展開が有利に働きそうなタガノビューティー


 主導権争いが激化するなら、最後の直線でこの馬の末脚が威力を発揮する。展開利が見込めそうなタガノビューティー(牡7歳、栗東・西園正都厩舎)も、ここはチャンスだろう。

 先行有利なダート競馬の中で、タガノビューティーの末脚は異彩を放つ極上の切れ味だ。脚質的に勝ち味に遅い面は否めないが、かしわ記念で2年連続2着するなど、ハマった時の破壊力はG1級。

 レモンポップを筆頭にシャマル、イグナイター、サンライズホークと有力な逃げ・先行馬が揃っているだけに、ペースが落ち着くことはないだろう。この馬を知り尽くす主戦・石橋脩騎手の仕掛けのタイミングにも注目したい。

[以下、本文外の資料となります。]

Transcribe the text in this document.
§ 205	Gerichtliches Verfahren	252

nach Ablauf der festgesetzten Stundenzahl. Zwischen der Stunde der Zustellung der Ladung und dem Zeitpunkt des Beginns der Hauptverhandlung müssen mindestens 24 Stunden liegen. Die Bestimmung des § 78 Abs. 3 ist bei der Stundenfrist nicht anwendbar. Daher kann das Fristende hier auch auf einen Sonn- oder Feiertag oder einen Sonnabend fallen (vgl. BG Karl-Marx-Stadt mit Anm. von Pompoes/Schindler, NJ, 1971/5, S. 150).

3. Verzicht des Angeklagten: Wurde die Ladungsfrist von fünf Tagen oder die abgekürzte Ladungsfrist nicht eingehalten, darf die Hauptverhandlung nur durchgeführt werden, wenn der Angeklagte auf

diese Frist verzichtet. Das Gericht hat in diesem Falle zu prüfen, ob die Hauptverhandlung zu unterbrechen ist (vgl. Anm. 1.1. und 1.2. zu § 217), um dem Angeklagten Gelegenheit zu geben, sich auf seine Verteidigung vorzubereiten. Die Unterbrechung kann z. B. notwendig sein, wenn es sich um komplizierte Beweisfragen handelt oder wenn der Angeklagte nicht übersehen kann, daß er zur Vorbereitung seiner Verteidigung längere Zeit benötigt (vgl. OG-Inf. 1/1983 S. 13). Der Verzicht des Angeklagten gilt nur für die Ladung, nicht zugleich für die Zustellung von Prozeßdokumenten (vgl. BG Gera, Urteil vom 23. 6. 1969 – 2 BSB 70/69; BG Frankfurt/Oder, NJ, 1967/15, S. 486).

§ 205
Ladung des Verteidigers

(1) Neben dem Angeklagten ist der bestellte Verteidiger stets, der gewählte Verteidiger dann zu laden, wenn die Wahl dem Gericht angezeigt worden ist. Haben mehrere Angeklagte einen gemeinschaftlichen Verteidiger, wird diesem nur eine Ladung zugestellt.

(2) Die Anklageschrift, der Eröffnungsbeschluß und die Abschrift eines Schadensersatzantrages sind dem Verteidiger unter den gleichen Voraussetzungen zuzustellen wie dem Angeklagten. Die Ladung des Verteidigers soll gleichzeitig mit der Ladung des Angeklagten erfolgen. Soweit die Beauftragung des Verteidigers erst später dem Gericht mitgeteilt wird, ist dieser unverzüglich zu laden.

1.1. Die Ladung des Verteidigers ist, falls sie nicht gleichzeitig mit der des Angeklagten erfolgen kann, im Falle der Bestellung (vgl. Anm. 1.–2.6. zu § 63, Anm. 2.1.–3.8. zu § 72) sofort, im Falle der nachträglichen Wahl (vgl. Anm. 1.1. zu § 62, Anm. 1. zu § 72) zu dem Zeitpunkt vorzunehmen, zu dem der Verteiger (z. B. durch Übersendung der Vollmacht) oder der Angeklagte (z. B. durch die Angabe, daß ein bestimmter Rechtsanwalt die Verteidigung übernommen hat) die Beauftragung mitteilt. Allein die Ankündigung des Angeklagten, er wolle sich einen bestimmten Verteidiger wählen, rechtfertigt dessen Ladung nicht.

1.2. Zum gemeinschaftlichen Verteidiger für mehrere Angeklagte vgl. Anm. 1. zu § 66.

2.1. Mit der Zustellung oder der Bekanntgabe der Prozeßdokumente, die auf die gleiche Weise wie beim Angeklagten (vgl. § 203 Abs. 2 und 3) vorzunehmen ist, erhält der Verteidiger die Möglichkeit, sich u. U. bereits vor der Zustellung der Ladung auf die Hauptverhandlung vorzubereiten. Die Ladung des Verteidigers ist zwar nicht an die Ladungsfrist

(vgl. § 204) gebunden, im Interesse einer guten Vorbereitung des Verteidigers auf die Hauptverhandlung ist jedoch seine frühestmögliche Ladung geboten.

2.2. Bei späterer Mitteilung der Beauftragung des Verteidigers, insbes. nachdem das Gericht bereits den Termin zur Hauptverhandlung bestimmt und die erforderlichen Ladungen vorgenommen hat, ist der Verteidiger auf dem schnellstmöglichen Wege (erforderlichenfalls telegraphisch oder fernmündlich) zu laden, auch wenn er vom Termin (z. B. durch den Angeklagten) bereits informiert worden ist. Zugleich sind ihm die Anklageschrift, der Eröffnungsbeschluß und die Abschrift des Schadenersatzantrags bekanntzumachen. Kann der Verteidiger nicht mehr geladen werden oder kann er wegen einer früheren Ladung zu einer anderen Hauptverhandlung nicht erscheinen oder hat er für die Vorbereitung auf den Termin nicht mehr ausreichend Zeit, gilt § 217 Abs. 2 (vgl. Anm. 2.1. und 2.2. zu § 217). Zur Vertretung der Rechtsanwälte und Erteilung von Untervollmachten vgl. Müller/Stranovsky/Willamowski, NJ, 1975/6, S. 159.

浦和1400mの鬼、地元アマネラクーンの見せ場に期待


 他にも昨年の3着馬バスラットレオン(牡6歳、栗東・矢作芳人厩舎)も出走するなどJRA勢が圧倒的に優位だが、地方勢からは前哨戦を制した地元・浦和のアマネラクーン(牡7歳、浦和・小久保智厩舎)の名を挙げておきたい。浦和の1400mは計15勝を誇る“鬼”である。

 今年からG1昇格を果たしたさきたま杯は19日(水)の17時45分に発走を迎える。